Impact
Prior to version 0.27.1, the Backstage plugin‑auth‑backend contains a Server‑Side Request Forgery vulnerability that is triggered when the experimental configuration flag `auth.experimentalClientIdMetadataDocuments.enabled` is set to true. During the CIMD metadata fetch, the initial `client_id` hostname is validated against private IP ranges, but the same validation is not reapplied after HTTP redirects, allowing the server to make internal network requests.

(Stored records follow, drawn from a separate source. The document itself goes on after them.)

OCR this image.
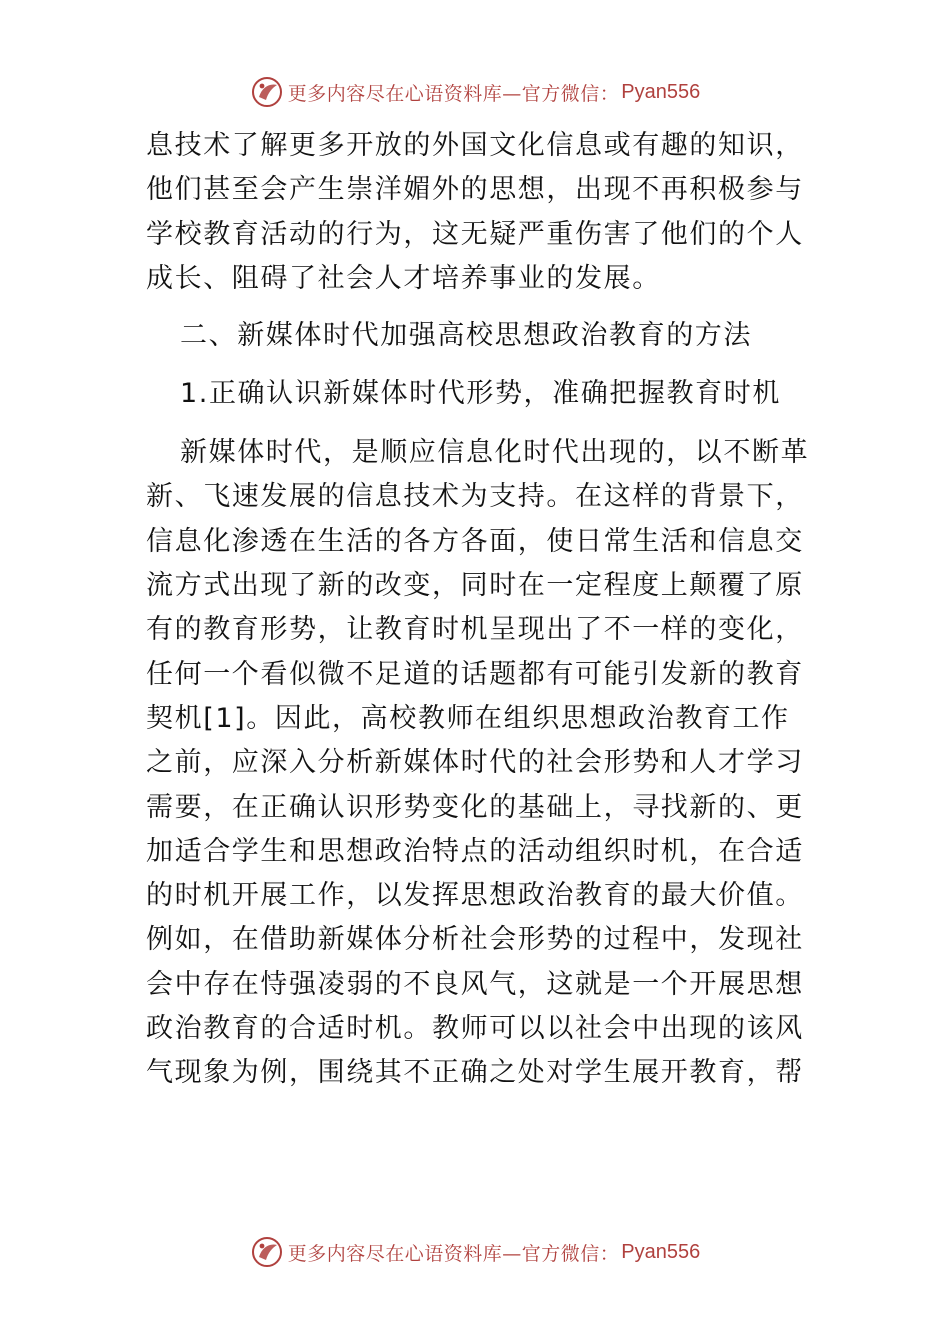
更多内容尽在心语资料库—官方微信： Pyan556
息技术了解更多开放的外国文化信息或有趣的知识，
他们甚至会产生崇洋媚外的思想，出现不再积极参与
学校教育活动的行为，这无疑严重伤害了他们的个人
成长、阻碍了社会人才培养事业的发展。
二、新媒体时代加强高校思想政治教育的方法
1.正确认识新媒体时代形势，准确把握教育时机
新媒体时代，是顺应信息化时代出现的，以不断革
新、飞速发展的信息技术为支持。在这样的背景下，
信息化渗透在生活的各方各面，使日常生活和信息交
流方式出现了新的改变，同时在一定程度上颠覆了原
有的教育形势，让教育时机呈现出了不一样的变化，
任何一个看似微不足道的话题都有可能引发新的教育
契机[1]。因此，高校教师在组织思想政治教育工作
之前，应深入分析新媒体时代的社会形势和人才学习
需要，在正确认识形势变化的基础上，寻找新的、更
加适合学生和思想政治特点的活动组织时机，在合适
的时机开展工作，以发挥思想政治教育的最大价值。
例如，在借助新媒体分析社会形势的过程中，发现社
会中存在恃强凌弱的不良风气，这就是一个开展思想
政治教育的合适时机。教师可以以社会中出现的该风
气现象为例，围绕其不正确之处对学生展开教育，帮
更多内容尽在心语资料库—官方微信： Pyan556
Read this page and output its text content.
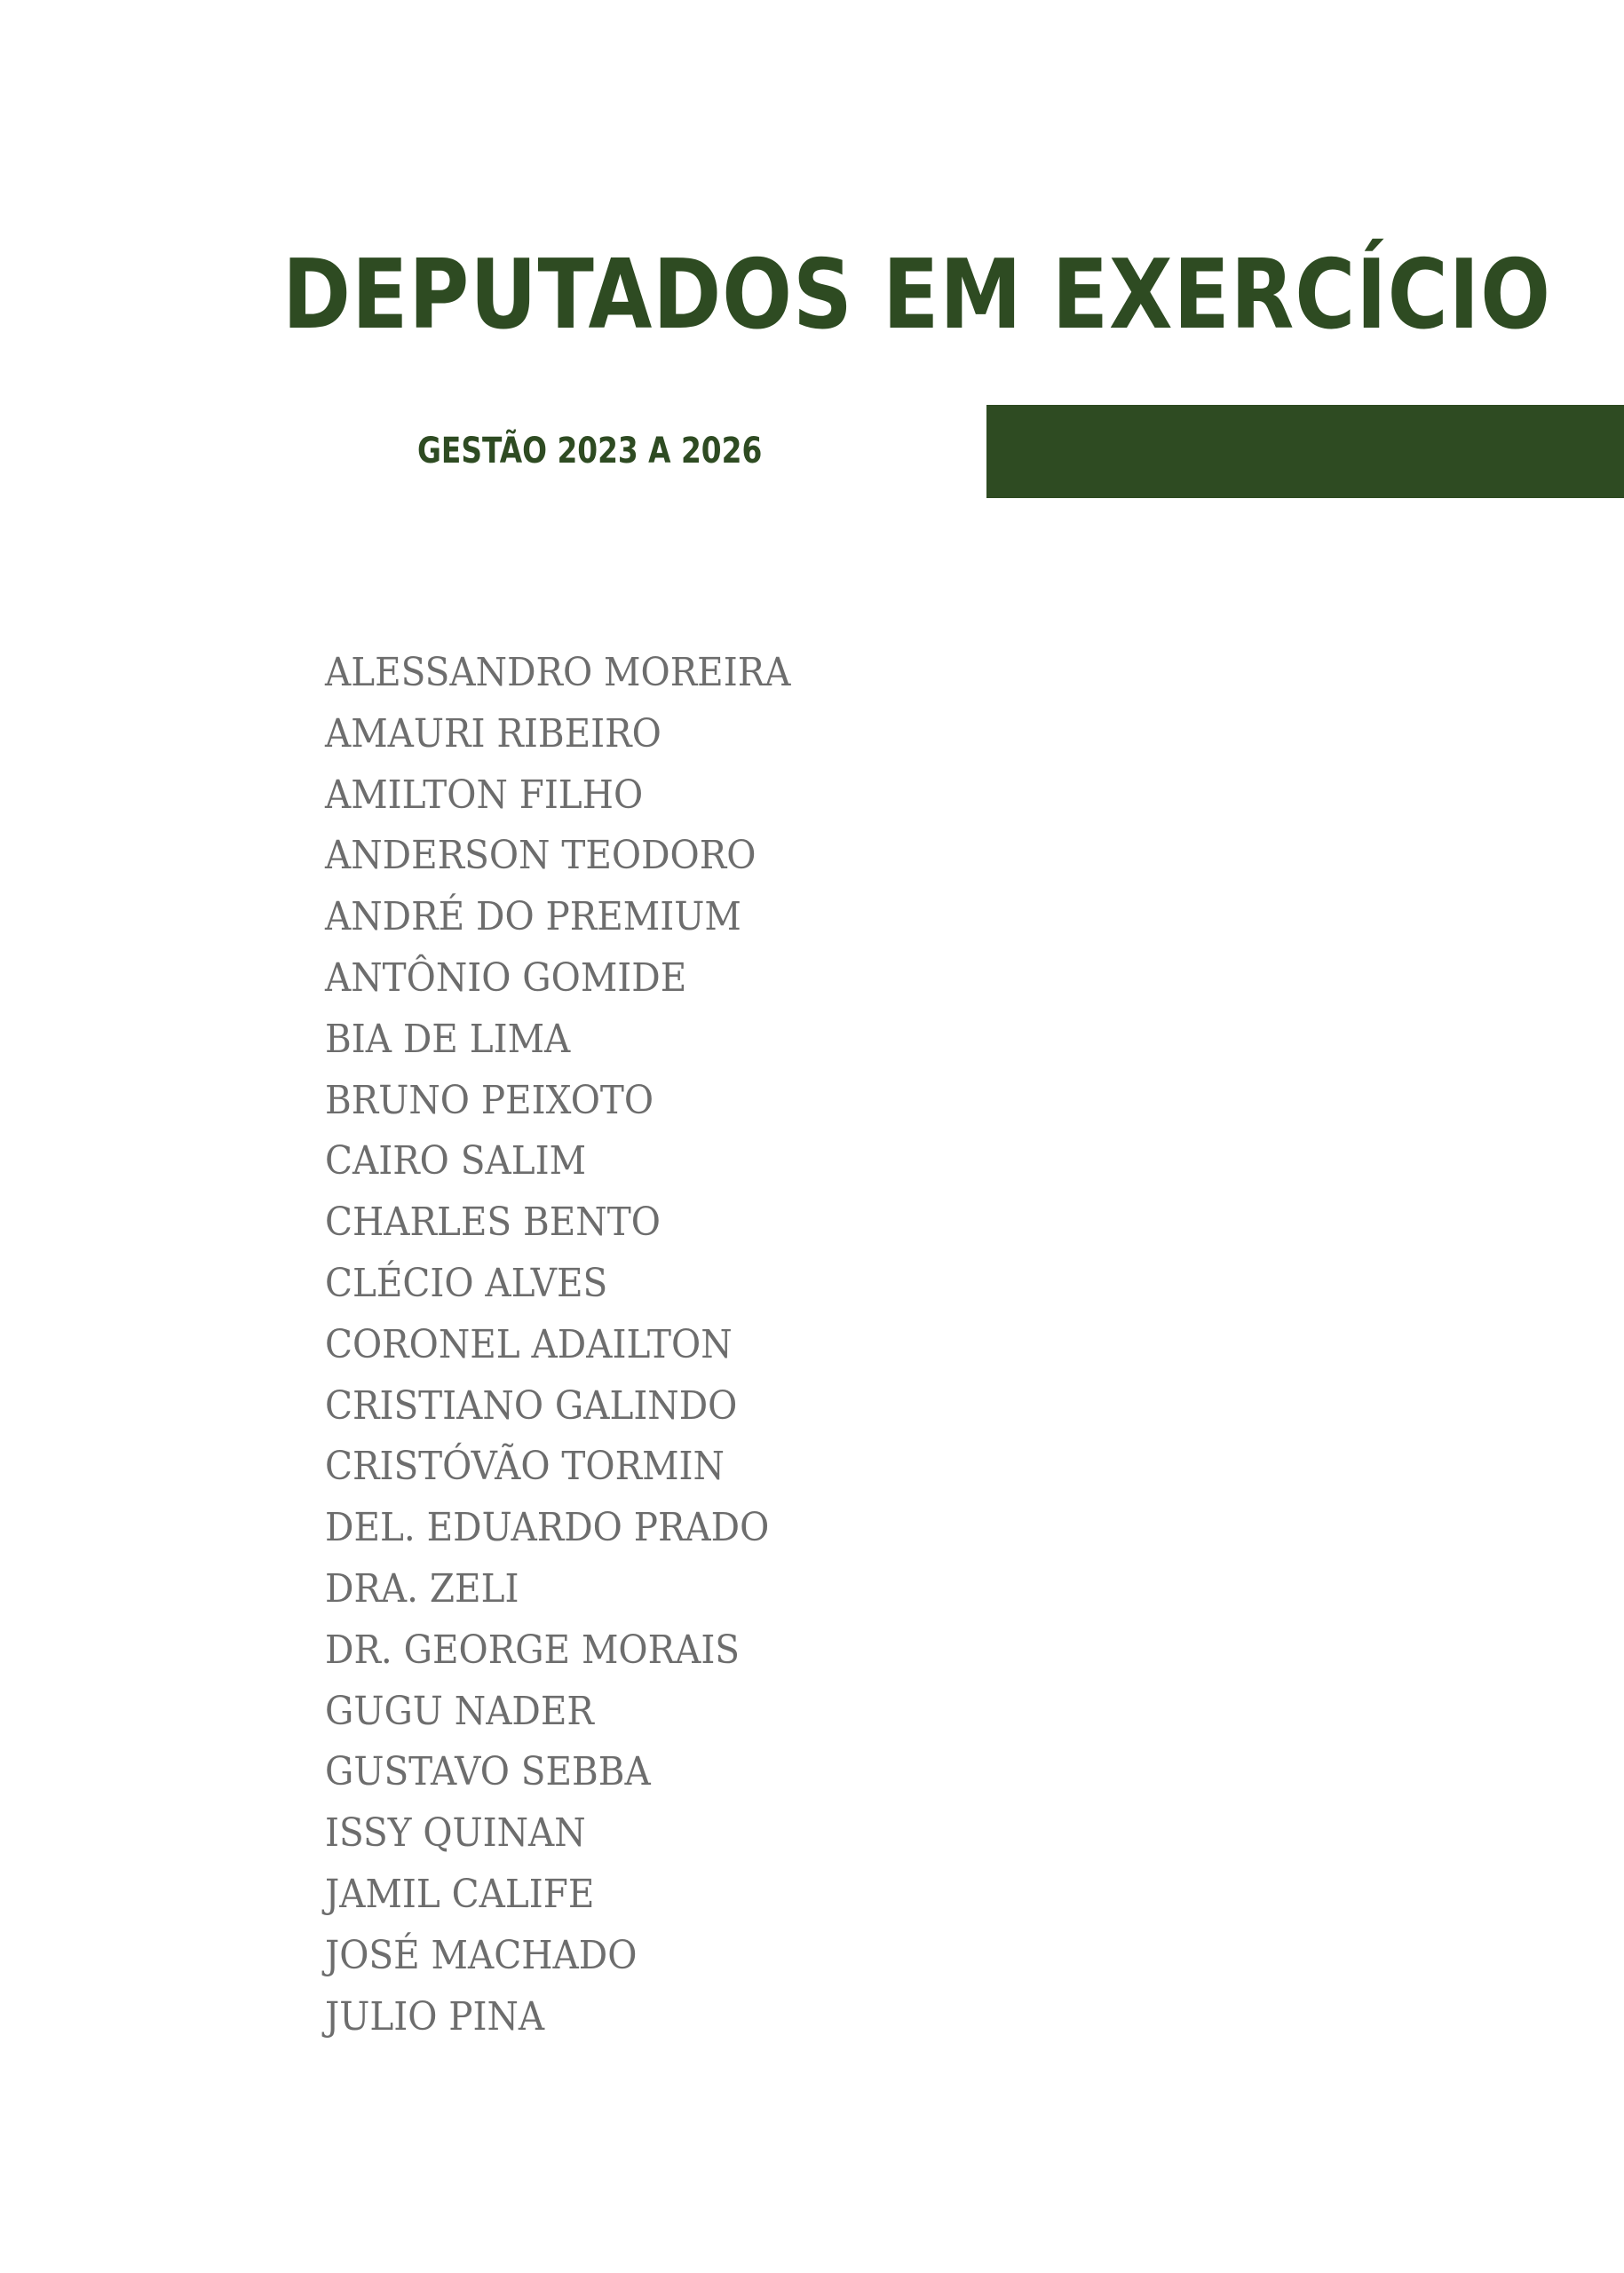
DEPUTADOS EM EXERCÍCIO
GESTÃO 2023 A 2026
ALESSANDRO MOREIRA
AMAURI RIBEIRO
AMILTON FILHO
ANDERSON TEODORO
ANDRÉ DO PREMIUM
ANTÔNIO GOMIDE
BIA DE LIMA
BRUNO PEIXOTO
CAIRO SALIM
CHARLES BENTO
CLÉCIO ALVES
CORONEL ADAILTON
CRISTIANO GALINDO
CRISTÓVÃO TORMIN
DEL. EDUARDO PRADO
DRA. ZELI
DR. GEORGE MORAIS
GUGU NADER
GUSTAVO SEBBA
ISSY QUINAN
JAMIL CALIFE
JOSÉ MACHADO
JULIO PINA
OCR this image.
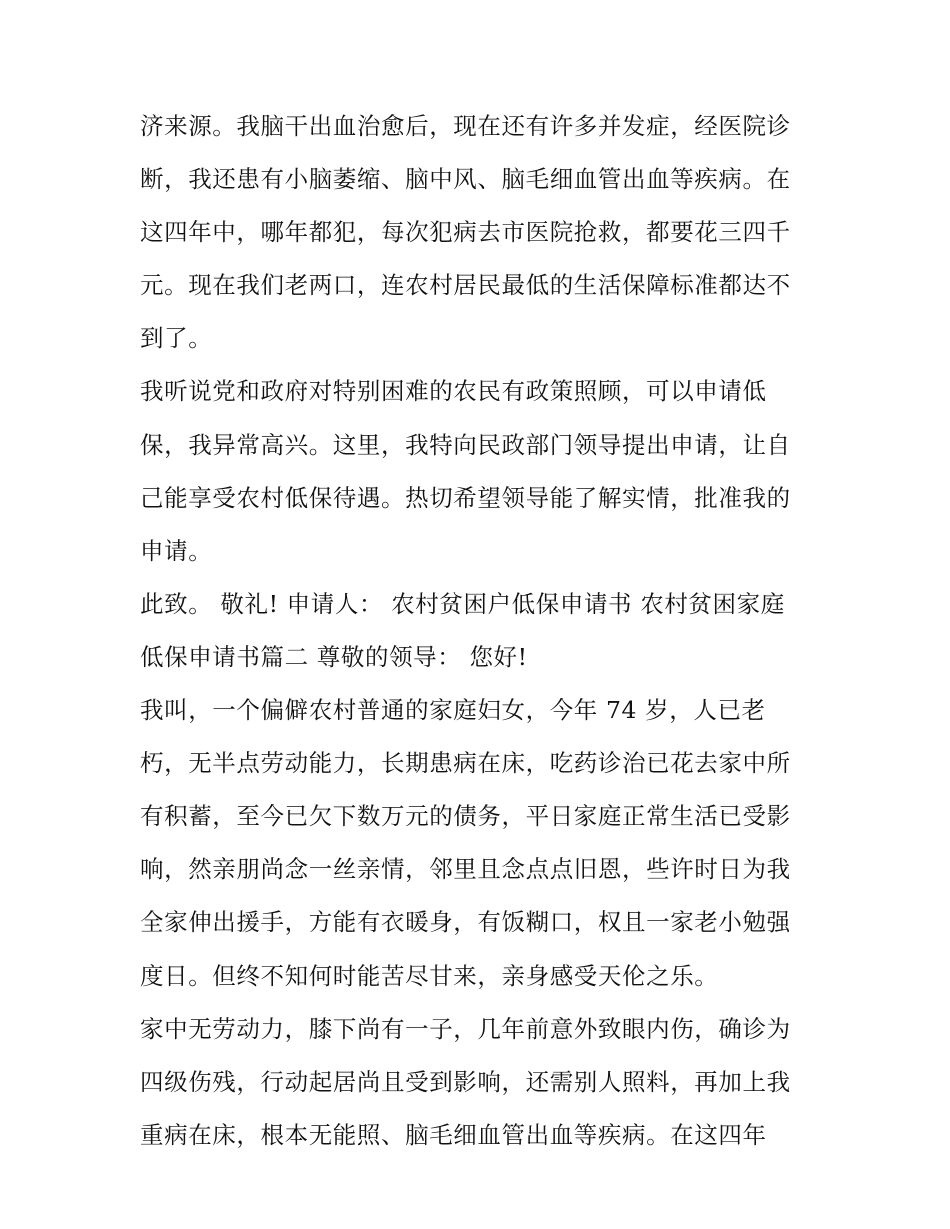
济来源。我脑干出血治愈后，现在还有许多并发症，经医院诊
断，我还患有小脑萎缩、脑中风、脑毛细血管出血等疾病。在
这四年中，哪年都犯，每次犯病去市医院抢救，都要花三四千
元。现在我们老两口，连农村居民最低的生活保障标准都达不
到了。
我听说党和政府对特别困难的农民有政策照顾，可以申请低
保，我异常高兴。这里，我特向民政部门领导提出申请，让自
己能享受农村低保待遇。热切希望领导能了解实情，批准我的
申请。
此致。 敬礼! 申请人： 农村贫困户低保申请书 农村贫困家庭
低保申请书篇二 尊敬的领导： 您好!
我叫，一个偏僻农村普通的家庭妇女，今年 74 岁，人已老
朽，无半点劳动能力，长期患病在床，吃药诊治已花去家中所
有积蓄，至今已欠下数万元的债务，平日家庭正常生活已受影
响，然亲朋尚念一丝亲情，邻里且念点点旧恩，些许时日为我
全家伸出援手，方能有衣暖身，有饭糊口，权且一家老小勉强
度日。但终不知何时能苦尽甘来，亲身感受天伦之乐。
家中无劳动力，膝下尚有一子，几年前意外致眼内伤，确诊为
四级伤残，行动起居尚且受到影响，还需别人照料，再加上我
重病在床，根本无能照、脑毛细血管出血等疾病。在这四年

The attacker cannot read the response body, cannot control request headers or method, and the feature is disabled by default. As a result, the vulnerability is limited to internal network reconnaissance and indirect reachability.
Affected Systems
All releases of @backstage/plugin‑auth‑backend before version 0.27.1 are vulnerable when the experimental flag is enabled. Deployments that have the flag disabled—its default state—or that restrict `allowedClientIdPatterns` to trusted domains are not affected. The affected product is part of the open‑source Backstage developer portal framework.
Risk and Exploitability
The EPSS score is less than 1 % and the vulnerability is not listed in the CISA Known Exploited Vulnerabilities catalog, indicating a low probability of automated exploitation. The practical impact is limited, but exploiting the flaw requires the attacker to enable the experimental flag, which in typical deployments requires administrative configuration changes. Based on the description, it is inferred that an attacker would need such administrative access to modify the configuration and trigger the SSRF path. The risk remains low unless such privileged changes are made, at which point internal network discovery could occur.